Fork TermSuite on GitHub.

TermSuite UIMA Type System

The Type System is the schema of UIMA annotations contained in the CAS (Common Abstract Structure) passed to all analysis engines of the UIMA pipeline. This section presents the Type System used by TermSuite Preprocessor pipeline, i.e. our data model at Step 1 of terminology extraction.

There are three annotation types in TermSuite. See TermSuite Type System XML file for an up-to-date view of the type system.

org.apache.uima.examples.SourceDocumentInformation

  • uri:String
  • offsetInSource:Integer
  • lastSegment:Boolean
  • documentSize:Integer
  • corpusSize:Integer
  • cumulatedDocumentSize:Integer
  • documentIndex:Integer
  • nbDocuments:Integer

fr.univnantes.termsuite.types.WordAnnotation

  • stem:String
  • lemma:String
  • gender:String
  • case:String
  • mood:String
  • tense:String
  • tag:String
  • formation:String
  • degree:String
  • category:String
  • subCategory:String
  • person:String
  • possessor:String
  • regexLabel:String
  • labels:String

fr.univnantes.termsuite.types.TermOccAnnotation

  • termKey:String
  • word:WordAnnotation[]
  • pattern:StringArray (an array of UIMA Tokens Regex labels)
  • spottingRuleName:String (the name of the UIMA Tokens Regex rule that spotted this term)

Terminology Data Model

This section presents the data model used by TermSuite terminology extractor pipeline and TermSuite Java API, i.e. our data model at Step 2 of terminology extraction.

Class diagram

Terminology class diagram

As any graph structure, a Terminology is a container for a collection of Terms (the nodes) and a collection of Relations (the edges).

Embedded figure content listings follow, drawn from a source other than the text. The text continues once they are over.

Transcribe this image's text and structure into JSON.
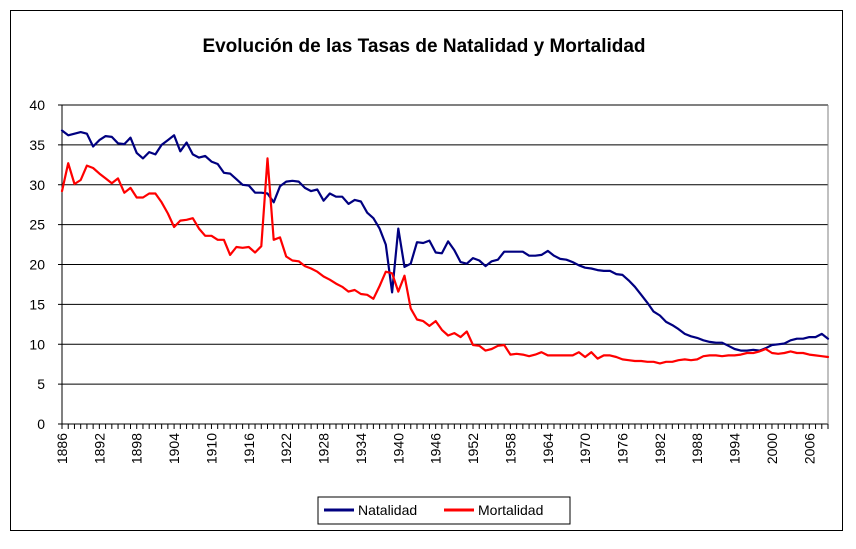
{
  "chart_data": {
    "type": "line",
    "title": "Evolución de las Tasas de Natalidad y Mortalidad",
    "xlabel": "",
    "ylabel": "",
    "ylim": [
      0,
      40
    ],
    "yticks": [
      "0",
      "5",
      "10",
      "15",
      "20",
      "25",
      "30",
      "35",
      "40"
    ],
    "xlim": [
      1886,
      2009
    ],
    "xticks": [
      "1886",
      "1892",
      "1898",
      "1904",
      "1910",
      "1916",
      "1922",
      "1928",
      "1934",
      "1940",
      "1946",
      "1952",
      "1958",
      "1964",
      "1970",
      "1976",
      "1982",
      "1988",
      "1994",
      "2000",
      "2006"
    ],
    "grid": "horizontal",
    "legend_position": "bottom",
    "series": [
      {
        "name": "Natalidad",
        "color": "#000080",
        "points": [
          [
            1886,
            36.8
          ],
          [
            1887,
            36.2
          ],
          [
            1888,
            36.4
          ],
          [
            1889,
            36.6
          ],
          [
            1890,
            36.4
          ],
          [
            1891,
            34.8
          ],
          [
            1892,
            35.6
          ],
          [
            1893,
            36.1
          ],
          [
            1894,
            36.0
          ],
          [
            1895,
            35.2
          ],
          [
            1896,
            35.1
          ],
          [
            1897,
            35.9
          ],
          [
            1898,
            34.0
          ],
          [
            1899,
            33.3
          ],
          [
            1900,
            34.1
          ],
          [
            1901,
            33.8
          ],
          [
            1902,
            35.0
          ],
          [
            1903,
            35.6
          ],
          [
            1904,
            36.2
          ],
          [
            1905,
            34.2
          ],
          [
            1906,
            35.3
          ],
          [
            1907,
            33.8
          ],
          [
            1908,
            33.4
          ],
          [
            1909,
            33.6
          ],
          [
            1910,
            32.9
          ],
          [
            1911,
            32.6
          ],
          [
            1912,
            31.5
          ],
          [
            1913,
            31.4
          ],
          [
            1914,
            30.7
          ],
          [
            1915,
            30.0
          ],
          [
            1916,
            29.9
          ],
          [
            1917,
            29.0
          ],
          [
            1918,
            29.0
          ],
          [
            1919,
            28.9
          ],
          [
            1920,
            27.8
          ],
          [
            1921,
            29.8
          ],
          [
            1922,
            30.4
          ],
          [
            1923,
            30.5
          ],
          [
            1924,
            30.4
          ],
          [
            1925,
            29.6
          ],
          [
            1926,
            29.2
          ],
          [
            1927,
            29.4
          ],
          [
            1928,
            28.0
          ],
          [
            1929,
            28.9
          ],
          [
            1930,
            28.5
          ],
          [
            1931,
            28.5
          ],
          [
            1932,
            27.6
          ],
          [
            1933,
            28.1
          ],
          [
            1934,
            27.9
          ],
          [
            1935,
            26.5
          ],
          [
            1936,
            25.8
          ],
          [
            1937,
            24.5
          ],
          [
            1938,
            22.5
          ],
          [
            1939,
            16.5
          ],
          [
            1940,
            24.5
          ],
          [
            1941,
            19.7
          ],
          [
            1942,
            20.1
          ],
          [
            1943,
            22.8
          ],
          [
            1944,
            22.7
          ],
          [
            1945,
            23.0
          ],
          [
            1946,
            21.5
          ],
          [
            1947,
            21.4
          ],
          [
            1948,
            22.9
          ],
          [
            1949,
            21.8
          ],
          [
            1950,
            20.3
          ],
          [
            1951,
            20.1
          ],
          [
            1952,
            20.8
          ],
          [
            1953,
            20.5
          ],
          [
            1954,
            19.8
          ],
          [
            1955,
            20.4
          ],
          [
            1956,
            20.6
          ],
          [
            1957,
            21.6
          ],
          [
            1958,
            21.6
          ],
          [
            1959,
            21.6
          ],
          [
            1960,
            21.6
          ],
          [
            1961,
            21.1
          ],
          [
            1962,
            21.1
          ],
          [
            1963,
            21.2
          ],
          [
            1964,
            21.7
          ],
          [
            1965,
            21.1
          ],
          [
            1966,
            20.7
          ],
          [
            1967,
            20.6
          ],
          [
            1968,
            20.3
          ],
          [
            1969,
            19.9
          ],
          [
            1970,
            19.6
          ],
          [
            1971,
            19.5
          ],
          [
            1972,
            19.3
          ],
          [
            1973,
            19.2
          ],
          [
            1974,
            19.2
          ],
          [
            1975,
            18.8
          ],
          [
            1976,
            18.7
          ],
          [
            1977,
            18.0
          ],
          [
            1978,
            17.2
          ],
          [
            1979,
            16.2
          ],
          [
            1980,
            15.2
          ],
          [
            1981,
            14.1
          ],
          [
            1982,
            13.6
          ],
          [
            1983,
            12.8
          ],
          [
            1984,
            12.4
          ],
          [
            1985,
            11.9
          ],
          [
            1986,
            11.3
          ],
          [
            1987,
            11.0
          ],
          [
            1988,
            10.8
          ],
          [
            1989,
            10.5
          ],
          [
            1990,
            10.3
          ],
          [
            1991,
            10.2
          ],
          [
            1992,
            10.2
          ],
          [
            1993,
            9.8
          ],
          [
            1994,
            9.4
          ],
          [
            1995,
            9.2
          ],
          [
            1996,
            9.2
          ],
          [
            1997,
            9.3
          ],
          [
            1998,
            9.2
          ],
          [
            1999,
            9.5
          ],
          [
            2000,
            9.9
          ],
          [
            2001,
            10.0
          ],
          [
            2002,
            10.1
          ],
          [
            2003,
            10.5
          ],
          [
            2004,
            10.7
          ],
          [
            2005,
            10.7
          ],
          [
            2006,
            10.9
          ],
          [
            2007,
            10.9
          ],
          [
            2008,
            11.3
          ],
          [
            2009,
            10.7
          ]
        ]
      },
      {
        "name": "Mortalidad",
        "color": "#ff0000",
        "points": [
          [
            1886,
            29.2
          ],
          [
            1887,
            32.7
          ],
          [
            1888,
            30.1
          ],
          [
            1889,
            30.6
          ],
          [
            1890,
            32.4
          ],
          [
            1891,
            32.1
          ],
          [
            1892,
            31.4
          ],
          [
            1893,
            30.8
          ],
          [
            1894,
            30.2
          ],
          [
            1895,
            30.8
          ],
          [
            1896,
            29.0
          ],
          [
            1897,
            29.6
          ],
          [
            1898,
            28.4
          ],
          [
            1899,
            28.4
          ],
          [
            1900,
            28.9
          ],
          [
            1901,
            28.9
          ],
          [
            1902,
            27.8
          ],
          [
            1903,
            26.4
          ],
          [
            1904,
            24.7
          ],
          [
            1905,
            25.5
          ],
          [
            1906,
            25.6
          ],
          [
            1907,
            25.8
          ],
          [
            1908,
            24.5
          ],
          [
            1909,
            23.6
          ],
          [
            1910,
            23.6
          ],
          [
            1911,
            23.1
          ],
          [
            1912,
            23.1
          ],
          [
            1913,
            21.2
          ],
          [
            1914,
            22.2
          ],
          [
            1915,
            22.1
          ],
          [
            1916,
            22.2
          ],
          [
            1917,
            21.5
          ],
          [
            1918,
            22.3
          ],
          [
            1919,
            33.3
          ],
          [
            1920,
            23.1
          ],
          [
            1921,
            23.4
          ],
          [
            1922,
            21.0
          ],
          [
            1923,
            20.5
          ],
          [
            1924,
            20.4
          ],
          [
            1925,
            19.8
          ],
          [
            1926,
            19.5
          ],
          [
            1927,
            19.1
          ],
          [
            1928,
            18.5
          ],
          [
            1929,
            18.1
          ],
          [
            1930,
            17.6
          ],
          [
            1931,
            17.2
          ],
          [
            1932,
            16.6
          ],
          [
            1933,
            16.8
          ],
          [
            1934,
            16.3
          ],
          [
            1935,
            16.2
          ],
          [
            1936,
            15.7
          ],
          [
            1937,
            17.3
          ],
          [
            1938,
            19.1
          ],
          [
            1939,
            18.9
          ],
          [
            1940,
            16.6
          ],
          [
            1941,
            18.6
          ],
          [
            1942,
            14.5
          ],
          [
            1943,
            13.1
          ],
          [
            1944,
            12.9
          ],
          [
            1945,
            12.3
          ],
          [
            1946,
            12.9
          ],
          [
            1947,
            11.8
          ],
          [
            1948,
            11.1
          ],
          [
            1949,
            11.4
          ],
          [
            1950,
            10.9
          ],
          [
            1951,
            11.6
          ],
          [
            1952,
            9.9
          ],
          [
            1953,
            9.8
          ],
          [
            1954,
            9.2
          ],
          [
            1955,
            9.4
          ],
          [
            1956,
            9.8
          ],
          [
            1957,
            9.9
          ],
          [
            1958,
            8.7
          ],
          [
            1959,
            8.8
          ],
          [
            1960,
            8.7
          ],
          [
            1961,
            8.5
          ],
          [
            1962,
            8.7
          ],
          [
            1963,
            9.0
          ],
          [
            1964,
            8.6
          ],
          [
            1965,
            8.6
          ],
          [
            1966,
            8.6
          ],
          [
            1967,
            8.6
          ],
          [
            1968,
            8.6
          ],
          [
            1969,
            9.0
          ],
          [
            1970,
            8.4
          ],
          [
            1971,
            9.0
          ],
          [
            1972,
            8.2
          ],
          [
            1973,
            8.6
          ],
          [
            1974,
            8.6
          ],
          [
            1975,
            8.4
          ],
          [
            1976,
            8.1
          ],
          [
            1977,
            8.0
          ],
          [
            1978,
            7.9
          ],
          [
            1979,
            7.9
          ],
          [
            1980,
            7.8
          ],
          [
            1981,
            7.8
          ],
          [
            1982,
            7.6
          ],
          [
            1983,
            7.8
          ],
          [
            1984,
            7.8
          ],
          [
            1985,
            8.0
          ],
          [
            1986,
            8.1
          ],
          [
            1987,
            8.0
          ],
          [
            1988,
            8.1
          ],
          [
            1989,
            8.5
          ],
          [
            1990,
            8.6
          ],
          [
            1991,
            8.6
          ],
          [
            1992,
            8.5
          ],
          [
            1993,
            8.6
          ],
          [
            1994,
            8.6
          ],
          [
            1995,
            8.7
          ],
          [
            1996,
            8.9
          ],
          [
            1997,
            8.9
          ],
          [
            1998,
            9.1
          ],
          [
            1999,
            9.4
          ],
          [
            2000,
            8.9
          ],
          [
            2001,
            8.8
          ],
          [
            2002,
            8.9
          ],
          [
            2003,
            9.1
          ],
          [
            2004,
            8.9
          ],
          [
            2005,
            8.9
          ],
          [
            2006,
            8.7
          ],
          [
            2007,
            8.6
          ],
          [
            2008,
            8.5
          ],
          [
            2009,
            8.4
          ]
        ]
      }
    ]
  }
}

Both Terms and Relations are PropertyHolders, ie. every term and relation has a set of properties held in a key-value store.

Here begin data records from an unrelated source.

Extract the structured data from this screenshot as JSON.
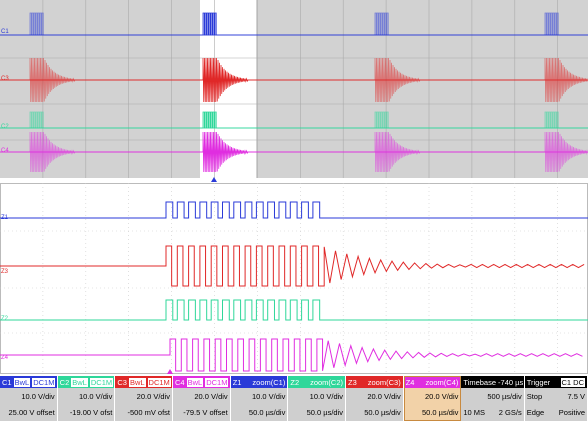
{
  "top_panel": {
    "trace_labels": [
      "C1",
      "C3",
      "C2",
      "C4"
    ]
  },
  "zoom_panel": {
    "trace_labels": [
      "Z1",
      "Z3",
      "Z2",
      "Z4"
    ]
  },
  "status_bar": [
    {
      "header": [
        "C1",
        "BwL",
        "DC1M"
      ],
      "color": "#2a3ad8",
      "rows": [
        [
          "10.0 V/div"
        ],
        [
          "25.00 V offset"
        ]
      ]
    },
    {
      "header": [
        "C2",
        "BwL",
        "DC1M"
      ],
      "color": "#2fd79a",
      "rows": [
        [
          "10.0 V/div"
        ],
        [
          "-19.00 V ofst"
        ]
      ]
    },
    {
      "header": [
        "C3",
        "BwL",
        "DC1M"
      ],
      "color": "#e02828",
      "rows": [
        [
          "20.0 V/div"
        ],
        [
          "-500 mV ofst"
        ]
      ]
    },
    {
      "header": [
        "C4",
        "BwL",
        "DC1M"
      ],
      "color": "#e02ee0",
      "rows": [
        [
          "20.0 V/div"
        ],
        [
          "-79.5 V offset"
        ]
      ]
    },
    {
      "header": [
        "Z1",
        "zoom(C1)"
      ],
      "color": "#2a3ad8",
      "rows": [
        [
          "10.0 V/div"
        ],
        [
          "50.0 µs/div"
        ]
      ]
    },
    {
      "header": [
        "Z2",
        "zoom(C2)"
      ],
      "color": "#2fd79a",
      "rows": [
        [
          "10.0 V/div"
        ],
        [
          "50.0 µs/div"
        ]
      ]
    },
    {
      "header": [
        "Z3",
        "zoom(C3)"
      ],
      "color": "#e02828",
      "rows": [
        [
          "20.0 V/div"
        ],
        [
          "50.0 µs/div"
        ]
      ]
    },
    {
      "header": [
        "Z4",
        "zoom(C4)"
      ],
      "color": "#e02ee0",
      "rows": [
        [
          "20.0 V/div"
        ],
        [
          "50.0 µs/div"
        ]
      ]
    },
    {
      "header": [
        "Timebase",
        "-740 µs"
      ],
      "color": "#000000",
      "rows": [
        [
          "500 µs/div"
        ],
        [
          "10 MS",
          "2 GS/s"
        ]
      ]
    },
    {
      "header": [
        "Trigger",
        "C1 DC"
      ],
      "color": "#000000",
      "rows": [
        [
          "Stop",
          "7.5 V"
        ],
        [
          "Edge",
          "Positive"
        ]
      ]
    }
  ]
}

As TermSuite has the ability to keep track of all terms occurrences while they are spotted and gathered. This is the purpose of the OccurrenceStore, which holds a collection of Documents and TermOccurrences.

The IndexedCorpus simply is a container for the Terminology and its OccurrenceStore.

Relation types

As illustrated in class diagram above, relations are typed. There are currently four types of relation:

  • VARIATION: this is the most probably the only relation type interesting for terminology explotation. At the time of writing, all other relation types are mostly intended to analysis engines of the terminology extraction process. For example, information about term derivation, term prefixation, and term extensions are reified in relations of type VARIATION as properties (see isDeriv, isPref, and isExt)
  • DERIVES_INTO: This relation is set between two single-word terms whenever an atomic derivation has been detected by the DerivationGatherer (see term gatherer).
  • IS_PREFIX_OF: This relation is set between two single-word terms whenever an atomic prefixation has been detected by the PrefixationGatherer (see term gatherer).
  • HAS_EXTENSION: This relation is set between two terms whenever an extension has been detected by the DerivationGatherer (see preparator). The HAS_EXTENSION is purely an inclusion of sequences (the sequence of term’s words) between two terms. It is “variant agnostic” in the sense there can be a HAS_EXTENSION relation between two terms even though there are not variants.